The captain chuckles leans in for a stage whisper. "Trip swears chef is conspiring against him for putting his kitchen at the bottom of the repair list. Something about a surprise in his mashed potatoes. T'Pol suggested we conduct an experiment. I'm just collecting the 'control' samples.' He winks.
I don't know why this playful little anecdote touches me so much. It's just so typical of Trip to worry about what's in his food when we're on the home stretch. I reminds me both of the man before the Expanse got to him and the fact that I'm once again on the outside looking in.
"You know Trip," Archer smiles, "If someone isn't conspiring against f him, he's offended that he's being ignored." It also reminds me of the litany of these little intimacies that I've missed: the familiar glint in Archer's eye and the indulgence in petty flirtations - the way a silly routine can become your lifeline and just another way to say I love you.

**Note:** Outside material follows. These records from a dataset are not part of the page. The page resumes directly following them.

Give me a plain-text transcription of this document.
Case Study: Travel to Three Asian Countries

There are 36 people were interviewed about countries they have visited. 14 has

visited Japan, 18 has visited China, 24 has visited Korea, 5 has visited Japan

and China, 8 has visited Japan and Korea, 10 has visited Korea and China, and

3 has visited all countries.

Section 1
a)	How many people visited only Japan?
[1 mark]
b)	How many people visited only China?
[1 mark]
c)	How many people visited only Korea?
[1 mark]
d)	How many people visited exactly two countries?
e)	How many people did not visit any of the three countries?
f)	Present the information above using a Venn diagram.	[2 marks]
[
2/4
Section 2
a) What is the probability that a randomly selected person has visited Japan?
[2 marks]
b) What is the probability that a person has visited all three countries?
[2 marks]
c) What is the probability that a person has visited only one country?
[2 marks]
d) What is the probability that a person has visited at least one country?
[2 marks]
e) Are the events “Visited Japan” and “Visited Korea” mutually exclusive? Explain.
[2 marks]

Archer must see the look on my face, because realization dawns in those still- pained green eyes, like the explosion of motion after the first shot. He knows I know Trip - far more than he would like. I see jealousy electrify his posture for a tense second before he relaxes and turns away. He always has been a bit of a territorial one. "I'd better be getting these back before anyone starts getting suspicious. See you tomorrow, Malcolm."
I know things are going to be awkward for a while - that I'm not going to be able to look at either of them without thinking about a future that might have been, and whether that kind of justice is really worth it. But I also know that there is a future beyond this. And I'm willing to face it.